Implanting a PC IOL requires an intact posterior capsule. In case the capsular support is weak or deficient (as in approximately 1 in 100 patients) a PC IOL cannot be implanted. Sometimes the surgeon may decide to implant an AC IOL. This decision can only be taken during surgery.


Can I lose my vision following cataract surgery?



Cataract surgery is one of the safest and most successful of all surgeries in the eye. However infection or uncontrollable bleeding during surgery can rarely occur and cause loss of vision or even loss of the eye itself. Fortunately these complications are very rare. (See Section 11)



Do stitches have to be removed after surgery?



Usually no. Occasionally sutures are removed if they cause excess postoperative astigmatism (power), or produce irritation. Phacoemulsification does not require any stitches at all.



My doctor says that my cataract surgery is fine but I have not regained any useful vision. Why?



There are many reasons for this. Most commonly it is due to other diseases within the eye especially those affecting the retina and optic nerve. It is difficult to evaluate the appearance of the retina and optic nerve in a patient with cataract since the cataract prevents a good view of these structures. In these cases an ultrasound test tells us whether all structures are in the right position or not. The functional status can only be gauged by indirect testing such as ability to recognize colors, the pupillary light reflex, visual evoked potential test etc.



Can cataract recur?



No. However after-cataract occurs in 30% of adults within 5 years following an uncomplicated extracapsular cataract surgery. This is easily treated by YAG laser (See Section 11). Phacoemulsification with foldable lens has the least chance of after- cataract.
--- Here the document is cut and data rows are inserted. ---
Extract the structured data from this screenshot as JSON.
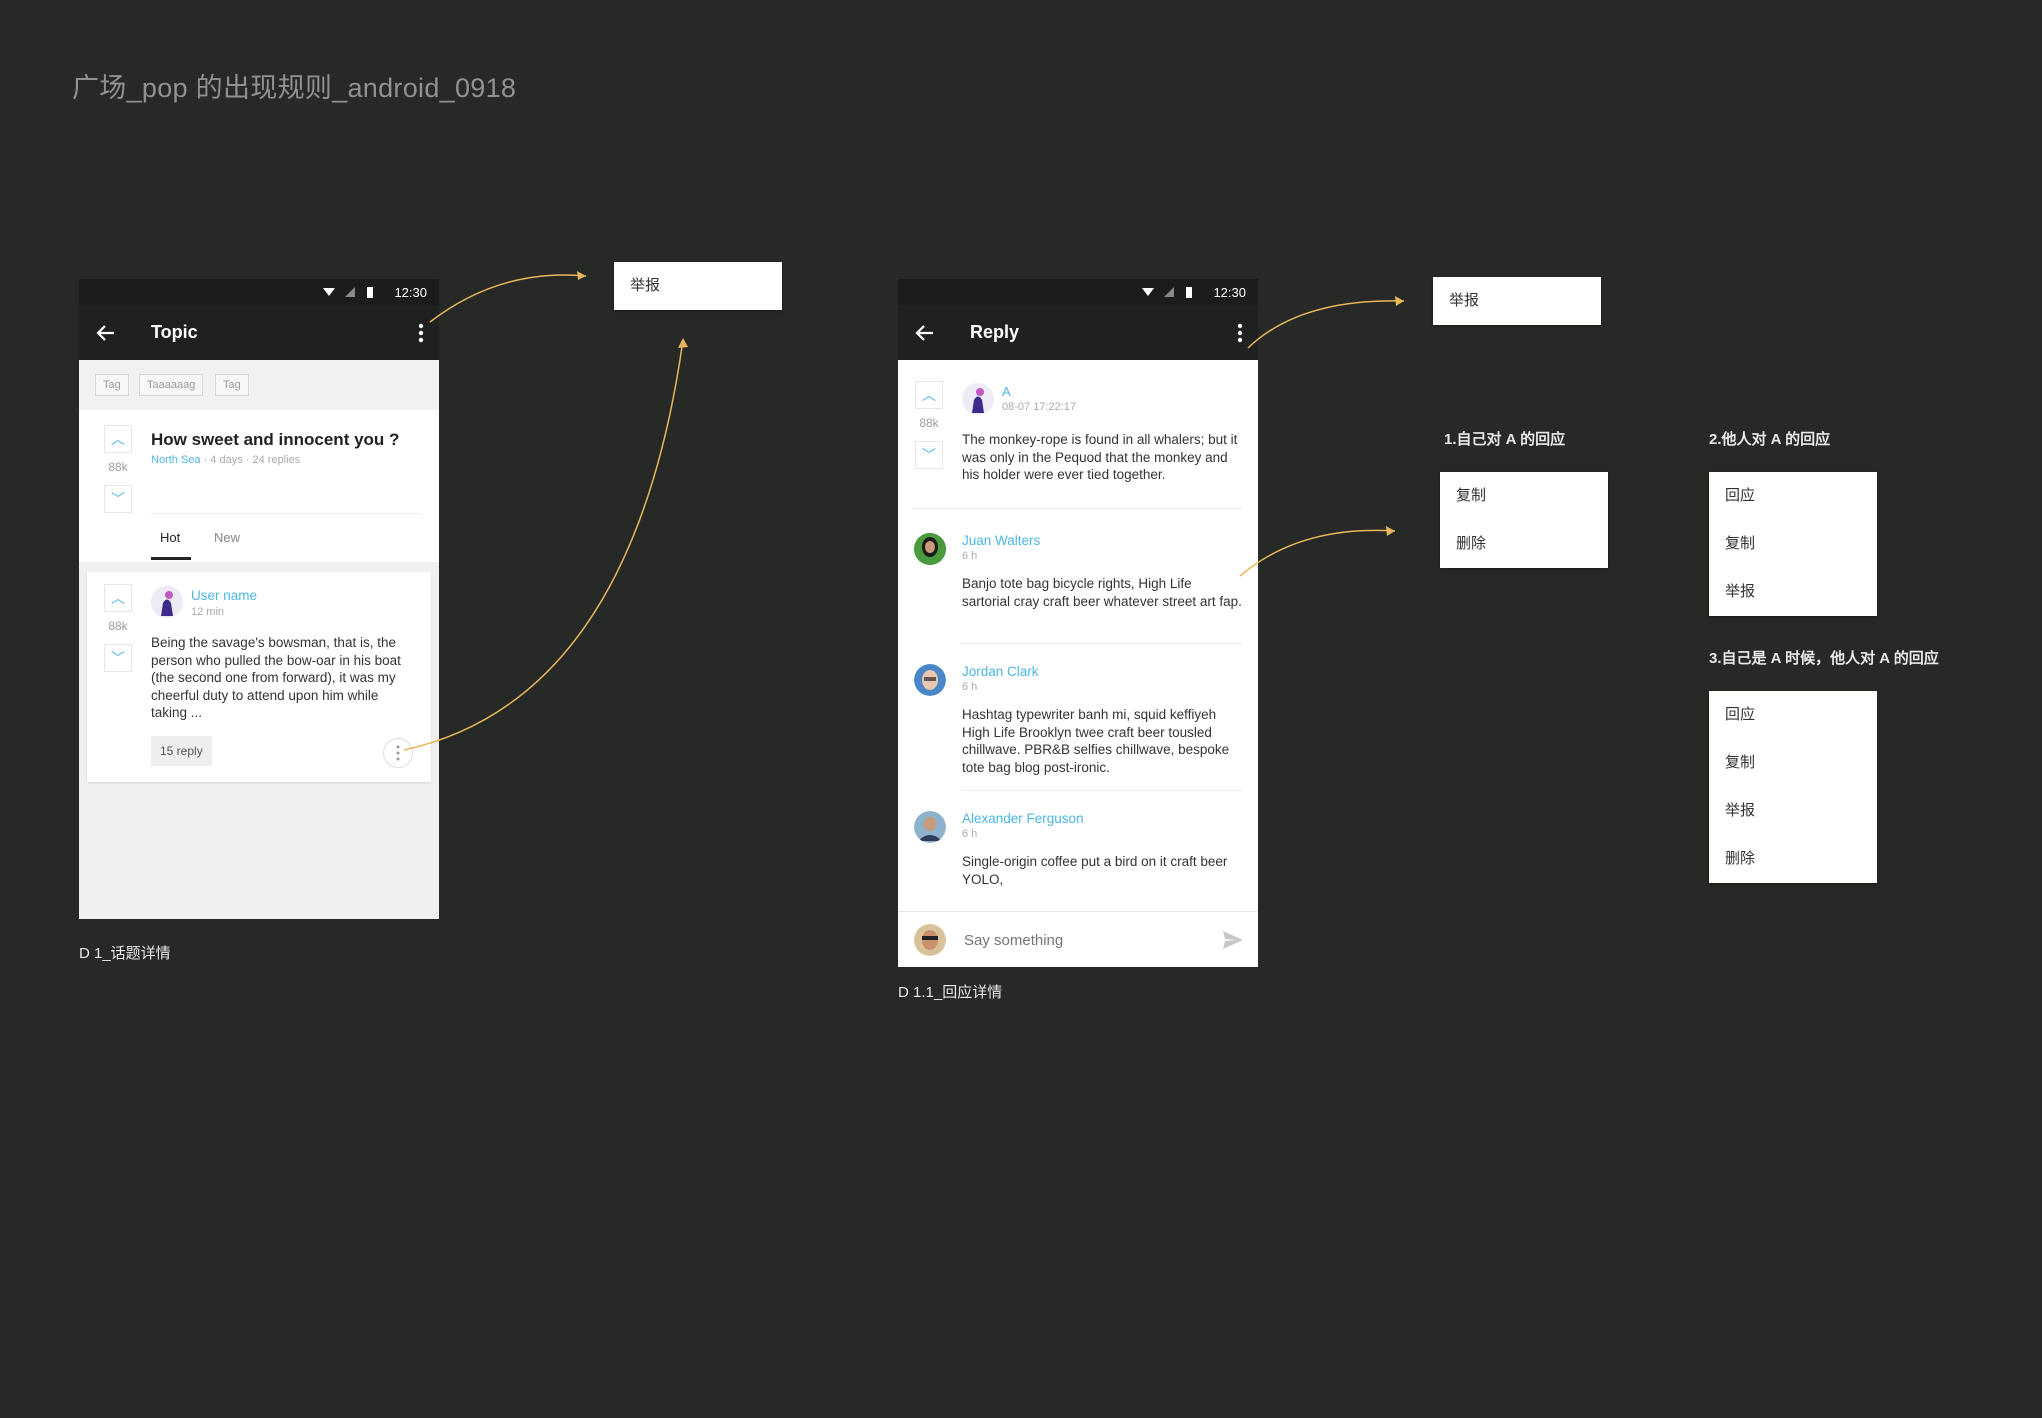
{
  "board_title": "广场_pop 的出现规则_android_0918",
  "status_time": "12:30",
  "topic_screen": {
    "app_title": "Topic",
    "tags": [
      "Tag",
      "Taaaaaag",
      "Tag"
    ],
    "vote_count": "88k",
    "post_title": "How sweet and innocent you ?",
    "post_author": "North Sea",
    "post_meta": " · 4 days · 24 replies",
    "tabs": [
      "Hot",
      "New"
    ],
    "card": {
      "vote_count": "88k",
      "username": "User name",
      "time": "12 min",
      "body": "Being the savage's bowsman, that is, the person who pulled the bow-oar in his boat (the second one from forward), it was my cheerful duty to attend upon him while taking  ...",
      "reply_chip": "15 reply"
    },
    "label": "D 1_话题详情"
  },
  "reply_screen": {
    "app_title": "Reply",
    "main": {
      "vote_count": "88k",
      "author": "A",
      "time": "08-07 17:22:17",
      "body": "The monkey-rope is found in all whalers; but it was only in the Pequod that the monkey and his holder were ever tied together."
    },
    "replies": [
      {
        "name": "Juan Walters",
        "time": "6 h",
        "body": "Banjo tote bag bicycle rights, High Life sartorial cray craft beer whatever street art fap."
      },
      {
        "name": "Jordan Clark",
        "time": "6 h",
        "body": "Hashtag typewriter banh mi, squid keffiyeh High Life Brooklyn twee craft beer tousled chillwave. PBR&B selfies chillwave, bespoke tote bag blog post-ironic."
      },
      {
        "name": "Alexander Ferguson",
        "time": "6 h",
        "body": "Single-origin coffee put a bird on it craft beer YOLO,"
      }
    ],
    "input_placeholder": "Say something",
    "label": "D 1.1_回应详情"
  },
  "popups": {
    "topic_report": "举报",
    "reply_report": "举报",
    "section1": {
      "heading": "1.自己对 A 的回应",
      "items": [
        "复制",
        "删除"
      ]
    },
    "section2": {
      "heading": "2.他人对 A 的回应",
      "items": [
        "回应",
        "复制",
        "举报"
      ]
    },
    "section3": {
      "heading": "3.自己是 A 时候，他人对 A 的回应",
      "items": [
        "回应",
        "复制",
        "举报",
        "删除"
      ]
    }
  },
  "colors": {
    "background": "#262925",
    "appbar": "#1e211f",
    "accent": "#4db6e6",
    "connector": "#e8b65b"
  },
  "icons": [
    "back-arrow-icon",
    "more-vert-icon",
    "wifi-icon",
    "signal-icon",
    "battery-icon",
    "chevron-up-icon",
    "chevron-down-icon",
    "send-icon"
  ]
}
My 3 year old child has cataract which apparently has been present since birth. Can my child have cataract surgery? Will there be complete recovery of vision?
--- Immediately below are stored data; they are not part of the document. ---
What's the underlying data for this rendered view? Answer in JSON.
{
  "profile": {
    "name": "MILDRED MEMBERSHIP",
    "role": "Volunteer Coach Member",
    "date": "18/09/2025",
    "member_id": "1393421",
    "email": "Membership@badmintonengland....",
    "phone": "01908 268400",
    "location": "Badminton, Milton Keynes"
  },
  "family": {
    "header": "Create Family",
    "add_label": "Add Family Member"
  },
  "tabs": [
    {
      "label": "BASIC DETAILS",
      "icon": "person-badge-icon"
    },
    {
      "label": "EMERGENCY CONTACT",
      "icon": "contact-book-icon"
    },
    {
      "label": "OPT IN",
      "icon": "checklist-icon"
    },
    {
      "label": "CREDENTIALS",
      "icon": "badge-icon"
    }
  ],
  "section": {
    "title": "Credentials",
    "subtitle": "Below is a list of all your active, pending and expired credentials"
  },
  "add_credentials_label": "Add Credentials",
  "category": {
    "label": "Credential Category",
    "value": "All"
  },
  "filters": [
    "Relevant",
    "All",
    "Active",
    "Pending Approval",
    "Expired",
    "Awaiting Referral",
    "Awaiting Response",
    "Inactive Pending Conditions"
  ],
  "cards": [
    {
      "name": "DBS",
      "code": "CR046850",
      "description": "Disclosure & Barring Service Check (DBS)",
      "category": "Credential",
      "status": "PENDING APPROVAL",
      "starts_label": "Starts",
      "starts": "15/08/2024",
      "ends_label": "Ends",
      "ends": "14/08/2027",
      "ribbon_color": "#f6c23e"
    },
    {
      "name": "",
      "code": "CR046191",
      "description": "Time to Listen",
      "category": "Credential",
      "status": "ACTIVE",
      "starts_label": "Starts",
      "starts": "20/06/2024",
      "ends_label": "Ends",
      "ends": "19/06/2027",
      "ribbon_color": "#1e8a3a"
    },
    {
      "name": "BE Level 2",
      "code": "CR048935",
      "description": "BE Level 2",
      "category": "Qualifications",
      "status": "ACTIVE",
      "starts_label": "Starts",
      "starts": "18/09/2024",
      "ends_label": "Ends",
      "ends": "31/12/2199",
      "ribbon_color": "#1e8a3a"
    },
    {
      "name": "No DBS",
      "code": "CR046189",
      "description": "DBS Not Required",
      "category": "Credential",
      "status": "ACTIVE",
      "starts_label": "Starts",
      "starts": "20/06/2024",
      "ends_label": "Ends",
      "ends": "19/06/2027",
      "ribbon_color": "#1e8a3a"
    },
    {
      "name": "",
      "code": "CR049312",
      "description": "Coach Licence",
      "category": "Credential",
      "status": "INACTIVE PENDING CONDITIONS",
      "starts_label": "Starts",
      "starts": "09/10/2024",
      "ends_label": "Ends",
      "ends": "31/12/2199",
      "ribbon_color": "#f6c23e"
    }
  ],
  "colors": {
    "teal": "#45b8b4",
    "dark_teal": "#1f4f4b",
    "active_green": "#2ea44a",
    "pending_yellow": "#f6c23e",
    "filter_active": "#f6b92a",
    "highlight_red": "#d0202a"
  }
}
Yes, cataract surgery should be performed if there is visual potential in the eye. An IOL can even be implanted in the child if older than 24 months. Further medical treatment will be required after surgery to improve vision in that eye



Can both eyes be operated at the same time?



Theoretically both eyes can be operated at the same sitting but practically for various reasons surgeons prefer to operate only one eye at a time. An interval of at least 1 day is recommended between the two surgeries if the patient wants both eyes operated early.



Can cataract surgery be combined with other ocular surgeries?



Yes. Cataract surgery can be combined with other procedures such as glaucoma filtration surgeries, squint correction procedures, corneal transplants and complex vitreous and retina surgeries.



Can I lead a normal life after cataract surgery?



YES! We recommend 2 weeks of precautions after a PKE surgery, or 6 weeks in the case of ECCE.